Plasminogen activator inhibitor-1 (PAI-1) is the primary physiological inhibitor of both tissue-type and urokinase-type plasminogen activators. The balance between plasminogen activators and PAI-1 plays an important role in several physiological and pathophysiological processes such as atherosclerosis or thrombosis. Since these conditions are associated with hypoxia, the influence of low O2 tension on the expression of PAI-1 mRNA and protein was studied in primary cultured rat hepatocytes as a model system. The hypoxia-sensitive PAI-1 promoter region was localized and found to contain two putative hypoxia response elements (HRE). A detailed analysis revealed that the HRE-2 was most critical for induction by hypoxia and binding of hypoxia-inducible factor-1 (HIF-1) while HRE-2 bound upstream stimulatory factors (USF-1 and USF-2). Further, we also showed that HIF-1 was involved in the insulin- and thrombin-dependent upregulation of PAI-1. In contrast to HIF-1, USF-2 functioned as an inhibitor of PAI-1 transcription in primary hepatocytes via an as yet not completly understood mechanism. Thus, PAI-1 induction via HIF-1 appears to be crucial for many clinical conditions associated with O2 deficiency. The further aim of this project is to unravel the role of USF within this cenario.
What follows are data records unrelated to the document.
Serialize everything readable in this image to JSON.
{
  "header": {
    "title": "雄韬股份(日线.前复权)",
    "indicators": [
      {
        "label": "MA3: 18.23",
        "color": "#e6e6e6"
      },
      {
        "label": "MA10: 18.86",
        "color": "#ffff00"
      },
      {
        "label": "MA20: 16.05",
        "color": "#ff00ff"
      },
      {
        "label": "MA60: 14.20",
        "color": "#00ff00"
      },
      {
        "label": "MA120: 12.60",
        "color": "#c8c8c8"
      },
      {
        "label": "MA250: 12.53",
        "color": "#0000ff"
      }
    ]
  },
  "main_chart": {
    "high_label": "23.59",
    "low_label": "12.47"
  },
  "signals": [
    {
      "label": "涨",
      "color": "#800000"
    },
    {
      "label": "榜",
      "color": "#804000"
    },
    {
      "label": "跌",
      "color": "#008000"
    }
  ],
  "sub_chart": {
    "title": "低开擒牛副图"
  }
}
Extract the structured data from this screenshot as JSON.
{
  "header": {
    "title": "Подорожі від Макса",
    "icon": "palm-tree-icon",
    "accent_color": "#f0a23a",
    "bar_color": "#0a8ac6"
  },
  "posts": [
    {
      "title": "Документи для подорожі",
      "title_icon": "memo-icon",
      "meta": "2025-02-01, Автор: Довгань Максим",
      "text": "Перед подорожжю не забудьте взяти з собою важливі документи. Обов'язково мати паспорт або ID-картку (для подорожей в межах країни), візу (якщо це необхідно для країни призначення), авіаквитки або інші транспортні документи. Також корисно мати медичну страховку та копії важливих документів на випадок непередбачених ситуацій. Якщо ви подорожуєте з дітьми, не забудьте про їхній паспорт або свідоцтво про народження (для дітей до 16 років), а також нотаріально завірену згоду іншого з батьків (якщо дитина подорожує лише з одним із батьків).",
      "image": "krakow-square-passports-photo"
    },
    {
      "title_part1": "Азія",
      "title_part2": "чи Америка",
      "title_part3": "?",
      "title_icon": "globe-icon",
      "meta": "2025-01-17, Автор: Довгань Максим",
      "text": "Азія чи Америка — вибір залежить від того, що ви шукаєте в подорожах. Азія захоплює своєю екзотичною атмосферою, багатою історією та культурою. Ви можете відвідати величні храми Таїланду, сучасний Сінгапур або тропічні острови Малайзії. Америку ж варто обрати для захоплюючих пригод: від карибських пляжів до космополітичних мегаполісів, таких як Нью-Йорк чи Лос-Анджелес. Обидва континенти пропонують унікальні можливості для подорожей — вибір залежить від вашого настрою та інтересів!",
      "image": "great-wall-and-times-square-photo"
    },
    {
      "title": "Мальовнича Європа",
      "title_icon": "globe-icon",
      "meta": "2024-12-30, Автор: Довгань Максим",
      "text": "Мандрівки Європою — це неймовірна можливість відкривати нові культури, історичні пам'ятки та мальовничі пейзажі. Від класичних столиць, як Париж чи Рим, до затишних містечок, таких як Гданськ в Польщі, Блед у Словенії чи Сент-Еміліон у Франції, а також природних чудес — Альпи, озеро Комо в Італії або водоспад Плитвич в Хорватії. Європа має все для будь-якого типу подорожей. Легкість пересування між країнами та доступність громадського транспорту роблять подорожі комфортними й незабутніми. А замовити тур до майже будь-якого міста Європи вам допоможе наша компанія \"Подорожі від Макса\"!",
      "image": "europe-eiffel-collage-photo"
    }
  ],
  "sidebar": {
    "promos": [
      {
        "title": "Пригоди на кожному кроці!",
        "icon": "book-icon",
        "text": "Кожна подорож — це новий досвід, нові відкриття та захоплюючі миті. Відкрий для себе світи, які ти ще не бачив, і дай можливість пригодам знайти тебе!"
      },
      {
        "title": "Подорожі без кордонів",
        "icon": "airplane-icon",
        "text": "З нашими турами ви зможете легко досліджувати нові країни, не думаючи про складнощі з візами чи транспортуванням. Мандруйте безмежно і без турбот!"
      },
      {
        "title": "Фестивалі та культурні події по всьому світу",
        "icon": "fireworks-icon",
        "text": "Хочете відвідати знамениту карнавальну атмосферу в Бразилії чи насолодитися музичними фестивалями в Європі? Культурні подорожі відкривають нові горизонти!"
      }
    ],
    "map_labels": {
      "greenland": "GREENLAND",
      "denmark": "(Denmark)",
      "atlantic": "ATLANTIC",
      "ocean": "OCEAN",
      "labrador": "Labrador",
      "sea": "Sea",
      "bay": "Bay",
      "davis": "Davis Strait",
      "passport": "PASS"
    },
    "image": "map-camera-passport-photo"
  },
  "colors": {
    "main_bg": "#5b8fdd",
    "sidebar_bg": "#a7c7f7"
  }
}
Fig. 2 Regulation of plasminogen activator inhibitor 1 (PAI-1) gene expression by hypoxia. See text for details. The 766 bp rat PAI-1 promoter with its footprinted sites (A-G) is shown. Inside the C-site two hypoxia responsive elements (HRE) were identified. Under hypoxia HRE-2 bound the heterodimeric transcription factor hypoxia inducible factor 1 (HIF-1) consisting of HIF-1a and HIF-1ß whereas the HRE-1 bound USF.